What Happened To Remain Unsaid
Graphite on paper, Graphite on found papaer, Graphite on paper mounted on found paper.
Within Aubrey Menen's Autobiography 'The Space Within The Heart', Menen recounts a series of events leading him to work for The British in India overseeing and surveilling adivasi's in a jungle. Starting from performing a sex act with another man for a white women's interest in the mechanics of same-sex practices (who was part of the Bloomsbury group), he discovers his mother has had a private detective surveilling him - he had previously been taken to court for his play "Genesis", and was about to be reported for sodomy and had been working for a prolonged period for The India League attempting to aid in the decolonisation from British rule. At this point his Indian father helps him escape to India working for his upper class relatives where he now helps in the cultural production of the anti-war effort this. Written through a series of flashbacks, and Jamesian construction he awakes from a terror (then) realising his enmeshment in the colonisation of India and its futility. And again in Rome after converting to catholocism all the way back through his Irish mother's indoctrination by Catholic Missionaries, and a brown doll.
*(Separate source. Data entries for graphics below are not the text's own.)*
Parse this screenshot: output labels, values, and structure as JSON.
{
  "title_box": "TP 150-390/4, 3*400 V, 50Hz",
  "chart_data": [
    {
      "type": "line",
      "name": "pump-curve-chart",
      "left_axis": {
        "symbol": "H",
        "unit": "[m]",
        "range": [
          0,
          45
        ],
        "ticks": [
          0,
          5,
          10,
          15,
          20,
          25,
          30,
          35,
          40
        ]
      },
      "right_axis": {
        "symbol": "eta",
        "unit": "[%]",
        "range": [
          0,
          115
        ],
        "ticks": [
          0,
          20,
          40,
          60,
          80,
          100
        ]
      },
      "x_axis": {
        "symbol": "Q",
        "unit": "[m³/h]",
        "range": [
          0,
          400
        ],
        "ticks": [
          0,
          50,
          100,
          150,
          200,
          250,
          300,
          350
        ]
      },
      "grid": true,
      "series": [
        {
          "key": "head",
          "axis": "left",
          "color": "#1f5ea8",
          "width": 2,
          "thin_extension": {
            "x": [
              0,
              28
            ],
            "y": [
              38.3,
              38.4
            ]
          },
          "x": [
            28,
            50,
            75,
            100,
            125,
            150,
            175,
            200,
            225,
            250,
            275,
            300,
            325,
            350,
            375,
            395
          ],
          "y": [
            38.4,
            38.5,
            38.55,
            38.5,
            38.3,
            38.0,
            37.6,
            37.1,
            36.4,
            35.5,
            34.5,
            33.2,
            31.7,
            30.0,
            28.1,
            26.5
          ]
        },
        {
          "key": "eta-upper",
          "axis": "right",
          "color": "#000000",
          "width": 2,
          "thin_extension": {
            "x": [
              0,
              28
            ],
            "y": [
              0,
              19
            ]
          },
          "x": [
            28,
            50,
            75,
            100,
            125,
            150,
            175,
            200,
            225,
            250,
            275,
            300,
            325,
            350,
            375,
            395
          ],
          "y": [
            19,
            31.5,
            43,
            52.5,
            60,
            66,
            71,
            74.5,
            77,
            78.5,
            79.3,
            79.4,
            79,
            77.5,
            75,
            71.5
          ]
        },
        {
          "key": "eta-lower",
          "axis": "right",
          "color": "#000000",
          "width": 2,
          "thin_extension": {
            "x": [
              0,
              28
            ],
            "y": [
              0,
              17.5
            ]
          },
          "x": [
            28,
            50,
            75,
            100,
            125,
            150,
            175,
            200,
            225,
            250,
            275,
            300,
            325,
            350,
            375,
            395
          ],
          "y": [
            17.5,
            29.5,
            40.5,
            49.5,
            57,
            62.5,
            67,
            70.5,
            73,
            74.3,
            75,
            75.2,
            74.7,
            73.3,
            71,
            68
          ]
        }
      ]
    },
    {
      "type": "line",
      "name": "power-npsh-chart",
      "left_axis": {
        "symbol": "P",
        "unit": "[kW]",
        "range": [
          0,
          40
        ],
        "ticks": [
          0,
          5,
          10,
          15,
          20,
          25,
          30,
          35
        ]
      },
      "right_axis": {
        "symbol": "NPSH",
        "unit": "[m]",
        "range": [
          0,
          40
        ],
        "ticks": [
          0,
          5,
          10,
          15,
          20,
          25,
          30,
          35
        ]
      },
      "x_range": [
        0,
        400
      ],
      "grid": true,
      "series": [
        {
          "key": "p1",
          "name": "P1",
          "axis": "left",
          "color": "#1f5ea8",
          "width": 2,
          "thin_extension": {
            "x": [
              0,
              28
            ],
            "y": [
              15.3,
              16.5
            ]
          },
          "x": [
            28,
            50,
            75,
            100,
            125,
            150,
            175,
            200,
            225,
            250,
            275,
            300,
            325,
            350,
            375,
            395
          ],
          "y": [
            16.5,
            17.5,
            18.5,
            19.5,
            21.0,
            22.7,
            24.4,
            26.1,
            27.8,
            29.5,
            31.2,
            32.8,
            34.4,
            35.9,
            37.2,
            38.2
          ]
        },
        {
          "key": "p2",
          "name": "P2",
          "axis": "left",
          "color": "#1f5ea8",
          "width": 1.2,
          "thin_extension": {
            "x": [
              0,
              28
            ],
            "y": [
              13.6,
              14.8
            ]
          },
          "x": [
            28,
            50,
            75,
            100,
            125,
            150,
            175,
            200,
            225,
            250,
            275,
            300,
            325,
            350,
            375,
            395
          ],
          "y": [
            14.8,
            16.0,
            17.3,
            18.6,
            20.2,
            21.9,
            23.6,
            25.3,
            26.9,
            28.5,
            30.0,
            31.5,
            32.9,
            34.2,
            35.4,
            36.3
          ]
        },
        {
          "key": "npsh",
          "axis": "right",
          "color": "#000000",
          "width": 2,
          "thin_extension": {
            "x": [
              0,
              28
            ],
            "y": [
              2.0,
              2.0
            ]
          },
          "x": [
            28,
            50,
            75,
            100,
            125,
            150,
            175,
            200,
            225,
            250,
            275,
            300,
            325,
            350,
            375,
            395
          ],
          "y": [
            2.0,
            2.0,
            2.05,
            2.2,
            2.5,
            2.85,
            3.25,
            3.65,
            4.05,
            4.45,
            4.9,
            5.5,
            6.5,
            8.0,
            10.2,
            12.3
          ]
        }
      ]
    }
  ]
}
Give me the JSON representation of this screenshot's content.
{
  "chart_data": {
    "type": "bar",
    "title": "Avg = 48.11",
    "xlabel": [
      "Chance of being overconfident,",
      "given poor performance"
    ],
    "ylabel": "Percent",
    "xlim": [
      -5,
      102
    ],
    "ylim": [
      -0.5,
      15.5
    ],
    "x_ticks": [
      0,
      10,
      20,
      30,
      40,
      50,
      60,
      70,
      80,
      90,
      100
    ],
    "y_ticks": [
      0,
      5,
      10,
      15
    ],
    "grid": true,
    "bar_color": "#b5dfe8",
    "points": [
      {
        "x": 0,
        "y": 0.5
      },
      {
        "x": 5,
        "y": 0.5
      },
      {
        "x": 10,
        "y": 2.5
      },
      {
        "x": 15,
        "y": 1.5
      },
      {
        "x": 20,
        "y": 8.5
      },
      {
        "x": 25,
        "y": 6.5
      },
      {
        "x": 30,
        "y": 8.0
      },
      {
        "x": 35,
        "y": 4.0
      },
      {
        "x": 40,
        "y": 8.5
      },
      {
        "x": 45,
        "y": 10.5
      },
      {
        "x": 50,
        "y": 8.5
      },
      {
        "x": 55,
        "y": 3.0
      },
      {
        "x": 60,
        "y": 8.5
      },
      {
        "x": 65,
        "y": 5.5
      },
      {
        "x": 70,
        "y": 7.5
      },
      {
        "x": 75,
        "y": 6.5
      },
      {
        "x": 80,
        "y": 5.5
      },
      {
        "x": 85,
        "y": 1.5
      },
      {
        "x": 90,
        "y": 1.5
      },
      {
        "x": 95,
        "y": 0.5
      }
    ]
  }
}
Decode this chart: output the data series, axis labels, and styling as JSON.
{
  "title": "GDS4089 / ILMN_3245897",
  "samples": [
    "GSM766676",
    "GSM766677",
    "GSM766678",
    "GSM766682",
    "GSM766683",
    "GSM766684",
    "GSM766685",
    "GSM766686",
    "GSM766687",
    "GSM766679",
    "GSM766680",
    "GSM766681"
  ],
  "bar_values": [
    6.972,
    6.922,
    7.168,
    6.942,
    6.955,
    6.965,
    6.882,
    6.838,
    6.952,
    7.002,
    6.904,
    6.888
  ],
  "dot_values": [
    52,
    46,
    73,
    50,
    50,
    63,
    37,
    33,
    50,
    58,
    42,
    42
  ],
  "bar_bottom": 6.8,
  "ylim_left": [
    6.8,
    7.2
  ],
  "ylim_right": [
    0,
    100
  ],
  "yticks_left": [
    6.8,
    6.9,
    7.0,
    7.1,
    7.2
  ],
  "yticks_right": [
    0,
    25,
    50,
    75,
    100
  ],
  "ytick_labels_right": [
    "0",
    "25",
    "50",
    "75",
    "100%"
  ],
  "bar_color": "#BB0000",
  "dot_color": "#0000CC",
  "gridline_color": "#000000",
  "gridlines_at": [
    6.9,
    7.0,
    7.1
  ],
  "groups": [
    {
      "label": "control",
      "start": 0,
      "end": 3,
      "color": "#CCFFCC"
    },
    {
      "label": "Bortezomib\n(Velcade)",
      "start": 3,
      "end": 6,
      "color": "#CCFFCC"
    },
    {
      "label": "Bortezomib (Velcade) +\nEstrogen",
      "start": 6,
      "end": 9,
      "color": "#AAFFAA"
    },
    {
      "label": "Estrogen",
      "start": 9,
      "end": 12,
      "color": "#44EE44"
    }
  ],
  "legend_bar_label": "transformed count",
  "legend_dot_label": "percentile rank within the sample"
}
Midnight Horror is also the english name for a plant based within Indian Jungles, where a tree's pods appear like hanging swords and fall to its roots appearing like a mass of broken bones.
In What Happens To Remain Unsaid, Maguire uses similar historical figures whose lives have been structured through mechanisms of subordination through sexuality through meticulously rendered drawings of objects and portraits. Including Anglo-Asian acctress Merle Oberon a child and grandchild of intergenerational rape on Indian tea plantations. He auses her visage and her uncanny, and synchronous appearance in the 1939 adaptation of Wuthering Heights, a film in which she transcends her racial ambiguity and acts alongside in a story that positions Oberon as Cathy against Laurence Olivier as Heathcliff a ‘wild’ racialised man.